The defense lawyer, Alan J. Tauber, said: ``This will be appealed. I understand that [the judge] has a passion for these cases. I think he really lost perspective in this case. I feel justice was not done here.''
Tindle, of the 3200 block of A Street, has an automatic right to a new trial in Common Pleas Court. He has no prior criminal record.
Tindle and a 16-year-old friend were arrested May 5 shortly after a neighborhood activist in Kensington spotted them at 4:20 a.m. spray-painting huge graffiti monikers in black lettering on buildings in the 1800 and 1900 blocks of Front Street.
The activist, Michael Blackie, confronted the youths and went to a pay phone and called police. The two were caught after a chase, each carrying a backpack filled with cans of spray paint. The second defendant is awaiting trial in juvenile court.
At Tindle's one-day bench trial yesterday, Blackie was the star witness. He gave a detailed account of watching Tindle and his partner spray-paint eight properties, including two former bank buildings, a roofing company, a bar and an auto-repair shop.
After the trial, McCaffery praised Blackie for helping police catch Tindle and for testifying.
``I wish we had more citizens like him,'' the judge said.
For his part, Blackie, 36, a social worker, said he was pleased with the outcome.

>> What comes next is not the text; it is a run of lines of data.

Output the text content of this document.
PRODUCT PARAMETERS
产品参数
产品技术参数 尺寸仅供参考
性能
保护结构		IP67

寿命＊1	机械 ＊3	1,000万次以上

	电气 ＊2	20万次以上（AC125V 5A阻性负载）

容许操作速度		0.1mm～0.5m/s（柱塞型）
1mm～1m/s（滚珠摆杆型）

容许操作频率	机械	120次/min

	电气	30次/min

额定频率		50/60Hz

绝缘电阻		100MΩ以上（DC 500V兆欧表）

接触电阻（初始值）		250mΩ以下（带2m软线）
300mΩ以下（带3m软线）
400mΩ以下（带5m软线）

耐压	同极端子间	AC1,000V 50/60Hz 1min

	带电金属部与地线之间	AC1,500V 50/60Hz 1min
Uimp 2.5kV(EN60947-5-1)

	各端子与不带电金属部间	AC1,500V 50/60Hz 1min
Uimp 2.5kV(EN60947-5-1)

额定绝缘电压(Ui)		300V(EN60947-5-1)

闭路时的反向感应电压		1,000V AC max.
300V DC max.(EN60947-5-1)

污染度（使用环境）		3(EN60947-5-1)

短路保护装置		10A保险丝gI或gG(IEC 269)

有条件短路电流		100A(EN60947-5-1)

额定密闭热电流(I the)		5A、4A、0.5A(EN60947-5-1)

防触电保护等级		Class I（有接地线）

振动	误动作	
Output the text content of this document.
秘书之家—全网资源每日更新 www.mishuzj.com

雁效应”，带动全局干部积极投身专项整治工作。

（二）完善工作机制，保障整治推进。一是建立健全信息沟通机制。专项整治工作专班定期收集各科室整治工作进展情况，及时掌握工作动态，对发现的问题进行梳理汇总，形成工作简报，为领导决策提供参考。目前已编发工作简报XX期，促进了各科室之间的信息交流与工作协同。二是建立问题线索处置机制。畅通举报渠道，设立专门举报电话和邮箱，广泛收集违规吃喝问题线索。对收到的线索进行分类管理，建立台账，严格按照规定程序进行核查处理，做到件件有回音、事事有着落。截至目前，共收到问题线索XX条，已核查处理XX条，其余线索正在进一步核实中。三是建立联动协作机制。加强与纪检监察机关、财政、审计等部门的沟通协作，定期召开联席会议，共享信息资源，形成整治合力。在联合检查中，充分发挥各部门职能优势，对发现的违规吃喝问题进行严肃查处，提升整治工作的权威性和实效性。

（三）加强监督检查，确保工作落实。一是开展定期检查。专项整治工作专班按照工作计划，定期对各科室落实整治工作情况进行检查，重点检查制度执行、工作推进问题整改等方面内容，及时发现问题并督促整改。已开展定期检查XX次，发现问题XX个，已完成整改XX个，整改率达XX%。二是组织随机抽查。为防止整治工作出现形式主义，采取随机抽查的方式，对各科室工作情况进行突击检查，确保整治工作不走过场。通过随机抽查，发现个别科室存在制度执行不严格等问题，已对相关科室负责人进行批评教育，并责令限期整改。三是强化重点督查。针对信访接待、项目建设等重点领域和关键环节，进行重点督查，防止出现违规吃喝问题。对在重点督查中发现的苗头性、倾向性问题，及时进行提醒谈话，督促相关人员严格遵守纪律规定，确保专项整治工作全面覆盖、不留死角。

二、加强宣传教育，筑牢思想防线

``I think what Judge McCaffery did is a beacon of hope for all of us who live in graffiti-ridden neighborhoods,'' Blackie said. ``I think it's justice. I don't think it's out of line at all. . . . This stuff has to stop.''
McCaffery convicted Tindle of criminal mischief, possession of an instrument of crime, and conspiracy for each property he defaced. He sentenced him to 11 1/2 to 23 months for the graffiti sprayed on each of six buildings.
Traditionally, graffiti vandals have received gentle handling in the city court system.
The first jail sentence ever for a graffiti offense was handed out only in May when Municipal Court Judge J. Earl Simmons Jr. ordered Paul Z. Singer, a Center City businessman, to serve 310 days in jail for graffiti scrawlings in Fishtown and North Philadelphia.
That case also has been appealed to Common Pleas Court.